Just like those high school students, potential employers appreciate Peter’s science outreach efforts as well.
“When applying for jobs, I definitely list Science Unplugged presentations on my resume,” said Peter. “The companies I’ve been looking at pride themselves in their science outreach programs. This experience helps me stand out during the application process.”
Giving graduate science students real-world practice presenting their work is the primary goal, said Science Unplugged Coordinator and Alda Center Improvisation Director Valeri Lantz-Gefroh.
“The happy byproduct of that goal is community outreach; some high school students will never meet another scientist,” said Lantz-Gefroh. “It’s really important for high schoolers to meet scientists, and the fact that these scientists are students makes them more approachable.”
Lantz-Gefroh, a theatre actor, director and playwright for 25 years, formerly served as Director of Acting for Stony Brook’s Department of Theatre Arts. Her shift to Communicating Science shows the influence stage performance skills can have on science outreach.
“Science Unplugged isn’t just about learning the skills and hoping for the best, but about putting those skills into a practical application,” said Lantz-Gefroh. “One student told me this was the most important class she took in grad school.”

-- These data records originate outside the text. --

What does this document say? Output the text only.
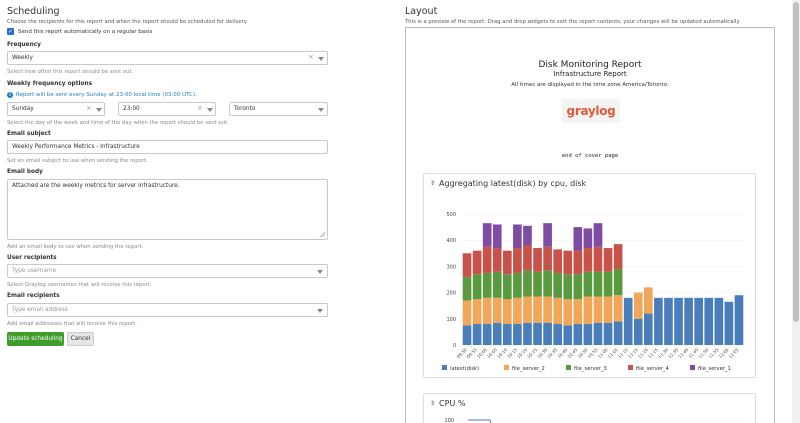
Scheduling
Choose the recipients for this report and when the report should be scheduled for delivery.
✓ Send this report automatically on a regular basis
Frequency
Weekly	×
Select how often this report should be sent out.
Weekly frequency options
i Report will be sent every Sunday at 23:00 local time (03:00 UTC).
Sunday	×	23:00	×	Toronto
Select the day of the week and time of the day when the report should be sent out.
Email subject
Weekly Performance Metrics - Infrastructure
Set an email subject to use when sending the report.
Email body
Attached are the weekly metrics for server infrastructure.
Add an email body to use when sending the report.
User recipients
Type username
Select Graylog usernames that will receive this report.
Email recipients
Type email address
Add email addresses that will receive this report.
Update scheduling	Cancel
Layout
This is a preview of the report. Drag and drop widgets to sort the report contents, your changes will be updated automatically.
Disk Monitoring Report
Infrastructure Report
All times are displayed in the time zone America/Toronto.
graylog
end of cover page
⇕ Aggregating latest(disk) by cpu, disk
0
100
200
300
400
500
09:50
09:55
10:00
10:05
10:10
10:15
10:20
10:25
10:30
10:35
10:40
10:45
10:50
10:55
11:00
11:05
11:10
11:15
11:20
11:25
11:30
11:35
11:40
11:45
11:50
11:55
12:00
12:05
latest(disk)	file_server_2	file_server_3	file_server_4	file_server_1
⇕ CPU %
100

Such appreciation isn’t uncommon. Kim Bell earned her bachelor’s in Psychology from Stony Brook in 2003, then returned to become a doctoral candidate in Genetics and joined a Science Unplugged class — but science wasn’t her first focus.
“A long time ago I loved acting and took the lead role in some plays, but in high school I focused more on academics and science,” said Kim. “It’s cool to get back into something I liked when I was younger. During high school I became terrible at public speaking, but Science Unplugged opened me up again.”
Lyl Tomlinson, a doctoral candidate in Neuroscience, presented with Science Unplugged at local high schools as well as the Osher Lifelong Learning Institute (OLLI), and finds the experience energizing.
“Science Unplugged makes me excited to get back in the lab,” said Lyl. “When I go to high schools or the OLLI and see people interested in the work I’m doing, it invigorates me — this is why I’m here, this is why I play with mice all day, this is why I’m trying to figure out how the brain works. My work is relevant to people and it can really help them.”
Since Stony Brook scientists’ work is relevant to audiences beyond the Long Island community, Science Unplugged presentations are available in full on Vimeo and planning is underway to offer live presentations via Skype to other schools worldwide. But for now, the show must go on, and local high school classes are the stage for our scientists.